Malaysia + 1 more

UNESCO Member States in the Pacific will stage tsunami drill

More than 20 countries* around the Pacific Rim will participate in a pre-arranged tsunami scenario from 28 to 30 October. Testing the UNESCO-initiated Pacific Tsunami Warning and Mitigation System (PTWS), the drill aims to evaluate the system, increase preparedness and improve coordination throughout the region.

"Exercise Pacific Wave 08" will simulate a Tsunami Warning situation, requiring countries to make decisions and take all preliminary steps short of alerting the public.

According to the scenario, a powerful earthquake located off Japan's northeast coast will generate the simulated major tsunami. It will spread in real time across the entire Pacific, taking approximately 24 hours to travel from Japan to the coast of South America. Bulletins will be issued by the Northwest Pacific Tsunami Advisory Center (NWPTAC) in Tokyo, Japan, the Pacific Tsunami Warning Center (PTWC) in Hawaii, USA, and the West Coast and Alaska Tsunami Warning Center (WCATWC) in Alaska, USA, and sent to focal points responsible for tsunami response in the countries concerned. Although a real-life tsunami would likely affect only a subset of countries in the region, all have been encouraged to take part.

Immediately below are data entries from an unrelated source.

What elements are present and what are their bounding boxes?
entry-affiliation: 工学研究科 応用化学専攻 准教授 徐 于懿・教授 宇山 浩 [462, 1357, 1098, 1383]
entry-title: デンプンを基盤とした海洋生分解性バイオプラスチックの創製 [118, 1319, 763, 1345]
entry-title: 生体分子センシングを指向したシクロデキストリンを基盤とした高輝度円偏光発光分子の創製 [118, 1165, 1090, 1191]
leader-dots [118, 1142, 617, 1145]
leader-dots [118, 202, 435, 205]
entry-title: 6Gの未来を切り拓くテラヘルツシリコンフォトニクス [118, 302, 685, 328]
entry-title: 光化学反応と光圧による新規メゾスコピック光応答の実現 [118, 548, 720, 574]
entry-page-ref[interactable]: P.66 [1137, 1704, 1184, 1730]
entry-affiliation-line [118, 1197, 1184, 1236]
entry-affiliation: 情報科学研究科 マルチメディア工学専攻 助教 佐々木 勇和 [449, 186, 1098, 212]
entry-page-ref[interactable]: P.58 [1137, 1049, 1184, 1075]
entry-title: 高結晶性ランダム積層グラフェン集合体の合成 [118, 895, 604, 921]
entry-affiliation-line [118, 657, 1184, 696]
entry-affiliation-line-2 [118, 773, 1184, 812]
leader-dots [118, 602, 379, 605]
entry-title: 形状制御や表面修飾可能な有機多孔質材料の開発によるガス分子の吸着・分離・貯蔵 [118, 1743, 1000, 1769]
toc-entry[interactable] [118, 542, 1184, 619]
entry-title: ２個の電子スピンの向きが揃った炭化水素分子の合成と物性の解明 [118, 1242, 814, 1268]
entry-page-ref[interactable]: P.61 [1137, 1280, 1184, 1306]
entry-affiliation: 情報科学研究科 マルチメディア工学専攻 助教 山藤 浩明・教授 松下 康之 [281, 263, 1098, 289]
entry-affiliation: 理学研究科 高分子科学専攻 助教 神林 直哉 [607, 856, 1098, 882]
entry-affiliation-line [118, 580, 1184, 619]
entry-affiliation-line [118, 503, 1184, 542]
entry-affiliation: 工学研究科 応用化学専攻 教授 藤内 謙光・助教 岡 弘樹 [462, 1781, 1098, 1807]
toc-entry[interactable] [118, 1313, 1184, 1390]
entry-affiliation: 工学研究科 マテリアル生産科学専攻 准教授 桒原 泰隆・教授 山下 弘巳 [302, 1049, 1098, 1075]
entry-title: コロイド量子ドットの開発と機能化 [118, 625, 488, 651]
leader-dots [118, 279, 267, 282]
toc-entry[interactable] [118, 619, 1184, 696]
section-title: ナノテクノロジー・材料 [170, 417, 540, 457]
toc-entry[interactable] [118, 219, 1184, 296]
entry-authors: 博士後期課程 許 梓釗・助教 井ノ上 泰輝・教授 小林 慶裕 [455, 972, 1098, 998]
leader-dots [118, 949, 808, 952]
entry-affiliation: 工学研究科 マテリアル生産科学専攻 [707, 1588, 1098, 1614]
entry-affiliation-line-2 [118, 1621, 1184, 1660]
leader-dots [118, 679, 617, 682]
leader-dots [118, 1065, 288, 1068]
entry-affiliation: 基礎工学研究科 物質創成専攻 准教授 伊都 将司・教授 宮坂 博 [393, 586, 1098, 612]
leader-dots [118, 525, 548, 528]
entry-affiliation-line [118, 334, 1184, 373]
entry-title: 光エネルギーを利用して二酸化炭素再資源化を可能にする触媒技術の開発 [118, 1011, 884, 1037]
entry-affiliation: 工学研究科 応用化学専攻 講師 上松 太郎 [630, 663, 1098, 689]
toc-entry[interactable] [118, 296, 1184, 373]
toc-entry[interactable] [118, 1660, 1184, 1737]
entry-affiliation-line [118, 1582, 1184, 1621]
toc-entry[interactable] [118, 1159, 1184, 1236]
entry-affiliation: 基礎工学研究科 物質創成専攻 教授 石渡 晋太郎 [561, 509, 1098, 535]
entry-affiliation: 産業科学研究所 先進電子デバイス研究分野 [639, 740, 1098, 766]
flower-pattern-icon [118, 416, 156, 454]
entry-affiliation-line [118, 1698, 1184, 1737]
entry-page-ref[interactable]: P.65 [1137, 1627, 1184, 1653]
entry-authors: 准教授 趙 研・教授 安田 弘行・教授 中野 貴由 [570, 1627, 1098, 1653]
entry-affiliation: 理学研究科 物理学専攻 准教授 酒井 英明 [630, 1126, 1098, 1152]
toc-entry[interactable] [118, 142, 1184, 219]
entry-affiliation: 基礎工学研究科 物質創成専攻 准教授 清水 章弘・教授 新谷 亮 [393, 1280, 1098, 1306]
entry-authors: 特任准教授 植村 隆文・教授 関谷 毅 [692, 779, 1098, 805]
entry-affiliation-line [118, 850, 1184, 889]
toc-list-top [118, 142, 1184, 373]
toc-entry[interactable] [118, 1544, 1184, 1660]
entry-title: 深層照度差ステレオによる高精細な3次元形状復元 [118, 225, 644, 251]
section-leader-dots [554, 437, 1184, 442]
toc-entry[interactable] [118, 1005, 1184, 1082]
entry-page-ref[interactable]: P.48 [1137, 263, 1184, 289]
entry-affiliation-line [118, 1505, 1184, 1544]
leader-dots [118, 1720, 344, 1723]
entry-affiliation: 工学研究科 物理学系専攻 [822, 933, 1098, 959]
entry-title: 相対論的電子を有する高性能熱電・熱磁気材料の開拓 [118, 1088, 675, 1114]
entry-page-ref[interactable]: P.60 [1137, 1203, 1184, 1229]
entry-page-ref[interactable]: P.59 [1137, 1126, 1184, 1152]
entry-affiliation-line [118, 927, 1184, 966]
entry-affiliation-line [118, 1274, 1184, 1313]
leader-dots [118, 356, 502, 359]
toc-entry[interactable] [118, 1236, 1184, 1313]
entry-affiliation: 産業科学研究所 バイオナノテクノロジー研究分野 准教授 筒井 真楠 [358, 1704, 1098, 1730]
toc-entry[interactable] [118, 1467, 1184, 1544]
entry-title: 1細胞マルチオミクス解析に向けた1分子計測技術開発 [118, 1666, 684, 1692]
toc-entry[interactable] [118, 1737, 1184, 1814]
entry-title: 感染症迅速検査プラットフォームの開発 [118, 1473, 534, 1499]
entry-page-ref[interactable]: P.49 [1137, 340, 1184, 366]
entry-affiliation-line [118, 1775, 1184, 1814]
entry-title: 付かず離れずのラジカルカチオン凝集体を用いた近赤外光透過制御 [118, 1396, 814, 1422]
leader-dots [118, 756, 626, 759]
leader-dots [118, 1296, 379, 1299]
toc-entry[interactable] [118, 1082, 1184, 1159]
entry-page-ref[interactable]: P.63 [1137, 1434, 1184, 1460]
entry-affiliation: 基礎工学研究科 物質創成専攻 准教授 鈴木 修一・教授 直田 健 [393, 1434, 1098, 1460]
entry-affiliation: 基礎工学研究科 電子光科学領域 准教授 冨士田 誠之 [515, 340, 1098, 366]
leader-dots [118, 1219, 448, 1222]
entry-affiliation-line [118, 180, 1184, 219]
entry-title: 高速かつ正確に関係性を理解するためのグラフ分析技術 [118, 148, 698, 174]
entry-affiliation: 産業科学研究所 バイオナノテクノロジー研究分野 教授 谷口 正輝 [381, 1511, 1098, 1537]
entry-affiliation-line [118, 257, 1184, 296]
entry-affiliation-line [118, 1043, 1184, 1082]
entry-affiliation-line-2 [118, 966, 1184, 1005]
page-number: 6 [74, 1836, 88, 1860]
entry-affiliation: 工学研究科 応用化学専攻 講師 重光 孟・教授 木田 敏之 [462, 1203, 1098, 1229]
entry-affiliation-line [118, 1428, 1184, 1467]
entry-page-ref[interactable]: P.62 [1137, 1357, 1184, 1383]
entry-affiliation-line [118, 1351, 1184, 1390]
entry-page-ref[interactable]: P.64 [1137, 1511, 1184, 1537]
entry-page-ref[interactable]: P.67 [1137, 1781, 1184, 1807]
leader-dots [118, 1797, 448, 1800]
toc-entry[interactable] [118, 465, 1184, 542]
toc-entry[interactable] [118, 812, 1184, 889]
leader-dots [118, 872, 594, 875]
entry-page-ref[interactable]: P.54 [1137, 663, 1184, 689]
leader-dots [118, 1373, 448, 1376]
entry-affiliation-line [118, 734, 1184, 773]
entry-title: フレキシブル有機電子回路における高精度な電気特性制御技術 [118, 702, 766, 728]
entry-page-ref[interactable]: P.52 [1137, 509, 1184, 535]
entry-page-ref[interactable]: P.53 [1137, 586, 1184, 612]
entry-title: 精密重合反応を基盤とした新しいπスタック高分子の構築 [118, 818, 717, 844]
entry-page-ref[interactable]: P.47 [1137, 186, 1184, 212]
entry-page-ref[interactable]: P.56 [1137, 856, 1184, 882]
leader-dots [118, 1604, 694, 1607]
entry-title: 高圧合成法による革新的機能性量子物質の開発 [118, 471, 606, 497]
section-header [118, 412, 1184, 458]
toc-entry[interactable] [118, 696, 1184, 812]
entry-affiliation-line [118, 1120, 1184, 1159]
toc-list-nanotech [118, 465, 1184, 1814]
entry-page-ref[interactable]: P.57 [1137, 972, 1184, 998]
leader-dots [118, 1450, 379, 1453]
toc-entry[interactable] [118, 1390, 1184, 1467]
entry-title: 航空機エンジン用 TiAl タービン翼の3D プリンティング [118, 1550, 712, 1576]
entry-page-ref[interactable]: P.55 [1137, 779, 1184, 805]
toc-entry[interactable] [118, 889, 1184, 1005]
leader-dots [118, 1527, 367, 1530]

The test will not involve populations but will review current warning system procedures and help identify operational strengths and weaknesses in each country. The Indian Ocean tsunami disaster in December 2004 provided a cruel reminder of the need to be prepared for these infrequent but potentially devastating hazards, particularly in the Pacific where destructive tsunamis occur most frequently. This month's test will be the second such exercise; the first was conducted in May 2006.

The drill was recommended by Member States attending the 22nd session of the Intergovernmental Coordination Group for the Pacific Tsunami Warning and Mitigation System (ICG/PTWS) held in Guayaquil, Ecuador, in October 2007. The ICG/PTWS was established by UNESCO's Intergovernmental Oceanographic Commission (IOC) in 1965, to promote exchange of seismic and sea level data for rapid tsunami detection, to provide warnings and to coordinate mitigation efforts among Member States.

After the 2004 tsunami, the IOC received the mandate to help UNESCO Member States of the Indian Ocean rim set up their own Tsunami Early Warning System (IOTWS). At the same time IOC began coordinating the creation of similar systems in the Caribbean (CARIBE-EWS) and the Mediterranean and Northeast Atlantic Ocean and connected Seas (NEAMTWS).

* Countries include Canada, Chile, China, Colombia, Cook Islands, Costa Rica, Ecuador, El Salvador, France, (French Polynesia and New Caledonia), Nicaragua, Japan, Malaysia, New Zealand, Niue, Peru, Russian Federation, Samoa, Singapore, Republic of Korea, Thailand and the United States. The island of Yap, Federated States of Micronesia, will also participate.